Взгляд его, нарочито жалостливый, казалось, звенел стёклышком, вместе с голосом.
– Спокойнее, брат, спокойнее, – Владимир положил руку Михаилу на плечо. – Сударь наш Мигель, конечно, мошенник отъявленный, шаромыжник, прощелыга и так далее, но сейчас этот плут дело говорит. Не стоило нам пытаться Ловкача сразу – в садок. А ты, Мигель, нос не задирай. Не то враз без ноздрей останешься. И ещё без кое-чего.
Михаил нервно стряхнул пепел с пахитоски.
– Да-да. И смотри, никому ни слова!..
– Да будто бы я не понимаю, ваши светлости? – принялся поспешно кланяться Мигель. – Да неужель же я…
– Хватит, – оборвал Куракин-старший. – Говори, Мигель, что сказать пришёл. Значит, совсем другим Ловкач сделался? Не тот, что прежде?
– Истинно так, ваша светлость, – Мигель позволил себе лёгкую улыбку. – Совсем не тот. Куда больше не тот, что изначально казалось. И потому трогать его поперву надо осторожно. Сначала понять, что он такое. А потом уж решать: бить ли пулей в лоб, по месту ли брать или…
– Или?
– Или приручать, ваша светлость. Осторожно. Очень осторожно.
– Осторожно… – Владимир задумчиво покрутил пенсне в пальцах. – Хорошо. Будь по-твоему, Мигель. Но уж коли подведёшь ты нас – то и не обижайся.
– Да когда ж я подводил? – Мигель изобразил простодушие. – Для начала Ловкача теперь сыскать надо. Пронаблюдать за ним – чего удумает, что воплотит, куда пойдёт, с кем встретится. Он погоню-то, ваши светлости, со следа сбил – вот и пусть думает, что его совсем потеряли. Осторожности поубавится. Из логова вылезет. И… думаю я, простые-то соглядатаи лучше справятся.
Князья переглянулись. Владимир кивнул брату, тот кивнул в ответ.
– Ладно, – сухо бросил старший. – Ищи Ловкача. Да, кстати. Ты, помнится, девку для него добыть хотел. Как, добыл?
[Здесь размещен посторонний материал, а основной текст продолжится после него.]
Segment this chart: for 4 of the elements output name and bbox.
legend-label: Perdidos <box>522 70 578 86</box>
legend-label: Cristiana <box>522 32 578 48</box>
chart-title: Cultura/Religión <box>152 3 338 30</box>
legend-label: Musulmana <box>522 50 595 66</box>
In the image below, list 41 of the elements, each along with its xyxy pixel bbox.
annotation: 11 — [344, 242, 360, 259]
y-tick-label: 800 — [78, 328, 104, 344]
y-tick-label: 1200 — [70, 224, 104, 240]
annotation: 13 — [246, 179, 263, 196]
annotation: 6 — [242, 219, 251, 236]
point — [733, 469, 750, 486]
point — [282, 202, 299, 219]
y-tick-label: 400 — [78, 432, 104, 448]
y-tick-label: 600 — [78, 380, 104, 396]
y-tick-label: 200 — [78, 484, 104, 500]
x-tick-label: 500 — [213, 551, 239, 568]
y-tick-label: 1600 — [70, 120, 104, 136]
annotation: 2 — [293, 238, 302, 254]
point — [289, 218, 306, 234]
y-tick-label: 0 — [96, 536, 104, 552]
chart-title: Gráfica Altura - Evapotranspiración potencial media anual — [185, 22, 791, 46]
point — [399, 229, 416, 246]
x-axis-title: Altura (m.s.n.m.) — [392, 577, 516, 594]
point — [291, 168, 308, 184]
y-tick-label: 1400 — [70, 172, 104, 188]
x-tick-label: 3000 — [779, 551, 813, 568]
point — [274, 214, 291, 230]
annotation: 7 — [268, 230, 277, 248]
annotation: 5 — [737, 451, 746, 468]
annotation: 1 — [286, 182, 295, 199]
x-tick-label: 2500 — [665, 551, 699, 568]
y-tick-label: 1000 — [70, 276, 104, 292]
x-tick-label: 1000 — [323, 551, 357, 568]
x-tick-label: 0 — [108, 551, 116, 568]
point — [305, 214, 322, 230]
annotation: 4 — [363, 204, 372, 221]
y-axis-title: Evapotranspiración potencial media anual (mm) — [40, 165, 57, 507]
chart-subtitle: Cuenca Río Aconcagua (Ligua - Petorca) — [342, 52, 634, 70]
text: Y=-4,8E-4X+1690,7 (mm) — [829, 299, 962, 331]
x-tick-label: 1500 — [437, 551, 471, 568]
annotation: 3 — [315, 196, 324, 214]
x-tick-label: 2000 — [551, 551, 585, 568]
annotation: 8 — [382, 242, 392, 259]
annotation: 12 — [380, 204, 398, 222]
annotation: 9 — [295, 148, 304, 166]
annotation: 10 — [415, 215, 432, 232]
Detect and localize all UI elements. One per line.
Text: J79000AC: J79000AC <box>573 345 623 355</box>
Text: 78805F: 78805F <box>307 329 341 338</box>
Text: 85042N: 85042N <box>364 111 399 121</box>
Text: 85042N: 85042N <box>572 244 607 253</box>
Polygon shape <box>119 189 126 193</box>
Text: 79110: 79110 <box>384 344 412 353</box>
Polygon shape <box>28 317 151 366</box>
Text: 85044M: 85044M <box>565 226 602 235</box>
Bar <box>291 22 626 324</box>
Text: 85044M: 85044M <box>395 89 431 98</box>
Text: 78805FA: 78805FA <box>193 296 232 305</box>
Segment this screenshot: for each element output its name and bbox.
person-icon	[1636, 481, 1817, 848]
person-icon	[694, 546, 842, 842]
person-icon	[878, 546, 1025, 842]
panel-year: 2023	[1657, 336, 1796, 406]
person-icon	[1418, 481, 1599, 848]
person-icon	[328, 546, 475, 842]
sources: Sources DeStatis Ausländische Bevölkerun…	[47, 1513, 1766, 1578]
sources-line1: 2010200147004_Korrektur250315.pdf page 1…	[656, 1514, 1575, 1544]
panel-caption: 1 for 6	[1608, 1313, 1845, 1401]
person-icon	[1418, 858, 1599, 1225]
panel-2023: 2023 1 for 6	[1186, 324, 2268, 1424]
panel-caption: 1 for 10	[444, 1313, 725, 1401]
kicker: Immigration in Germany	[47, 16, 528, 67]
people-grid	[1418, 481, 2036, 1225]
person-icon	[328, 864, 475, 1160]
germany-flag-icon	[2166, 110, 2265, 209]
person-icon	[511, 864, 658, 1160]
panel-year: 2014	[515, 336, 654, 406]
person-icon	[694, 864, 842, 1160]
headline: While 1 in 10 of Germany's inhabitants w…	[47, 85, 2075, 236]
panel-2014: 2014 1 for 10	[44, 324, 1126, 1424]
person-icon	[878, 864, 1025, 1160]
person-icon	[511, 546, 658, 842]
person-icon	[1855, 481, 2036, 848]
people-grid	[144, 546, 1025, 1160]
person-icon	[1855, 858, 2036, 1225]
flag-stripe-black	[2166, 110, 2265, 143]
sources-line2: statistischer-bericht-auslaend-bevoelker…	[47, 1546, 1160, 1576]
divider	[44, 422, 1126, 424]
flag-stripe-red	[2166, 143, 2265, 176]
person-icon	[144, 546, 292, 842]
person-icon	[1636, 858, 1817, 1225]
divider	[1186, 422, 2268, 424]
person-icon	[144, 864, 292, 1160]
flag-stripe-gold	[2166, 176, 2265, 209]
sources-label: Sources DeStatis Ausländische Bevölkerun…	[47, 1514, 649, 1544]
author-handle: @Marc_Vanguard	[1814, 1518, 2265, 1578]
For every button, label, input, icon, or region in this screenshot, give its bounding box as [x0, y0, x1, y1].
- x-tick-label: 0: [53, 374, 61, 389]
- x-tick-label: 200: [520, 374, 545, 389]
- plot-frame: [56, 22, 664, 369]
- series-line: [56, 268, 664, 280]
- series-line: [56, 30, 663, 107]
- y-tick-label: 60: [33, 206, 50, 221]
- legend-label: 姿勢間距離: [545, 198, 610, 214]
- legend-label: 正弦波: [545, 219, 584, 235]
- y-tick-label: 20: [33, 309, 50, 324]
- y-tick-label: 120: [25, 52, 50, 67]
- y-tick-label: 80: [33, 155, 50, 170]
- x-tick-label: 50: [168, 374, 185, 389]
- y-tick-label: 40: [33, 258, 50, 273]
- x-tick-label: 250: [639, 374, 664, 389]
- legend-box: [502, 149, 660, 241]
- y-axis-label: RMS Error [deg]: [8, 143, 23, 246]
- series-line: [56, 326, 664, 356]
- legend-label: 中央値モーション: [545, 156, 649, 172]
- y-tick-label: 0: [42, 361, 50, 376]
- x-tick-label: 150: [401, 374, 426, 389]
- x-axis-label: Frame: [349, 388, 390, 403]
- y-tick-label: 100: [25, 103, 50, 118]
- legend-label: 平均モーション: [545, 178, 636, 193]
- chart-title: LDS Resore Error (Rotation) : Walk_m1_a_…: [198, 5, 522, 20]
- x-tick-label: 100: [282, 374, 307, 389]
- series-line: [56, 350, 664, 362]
– Никак нет, ваша светлость! Разборчив больно оказался. Одну к нему подвёл – нос воротит!
Мигель соврал без малейших колебаний. Если своих заслуг нет – не стесняйся их изобрести. Только с умом, конечно.
– Разборчив, хм? Интересно… Кстати, а старикан Шуйский-то что?
Последняя фраза прозвучала совершенно, вроде бы, невинно, но Мигель разом взмок.
– А что ж он. Тоже велел мне девку Ловкачу подсунуть, да фигуристую сыщи, мол, говорит.
Братья ухмыльнулись.
– Ладно, братец. Ступай, дело делай да будь настороже. Теперь Ловкач этот – наш приоритет. Сыщи его, коль такой умный. Денег мы тебе в прошлый раз дали, должно хватить. Отыщешь – наградим щедро. Ты нас знаешь.
Мигель знал. Он поклонился, молча отступая к двери и улыбаясь самым уголком губ – как всегда улыбаются те, кто работает сразу на две стороны.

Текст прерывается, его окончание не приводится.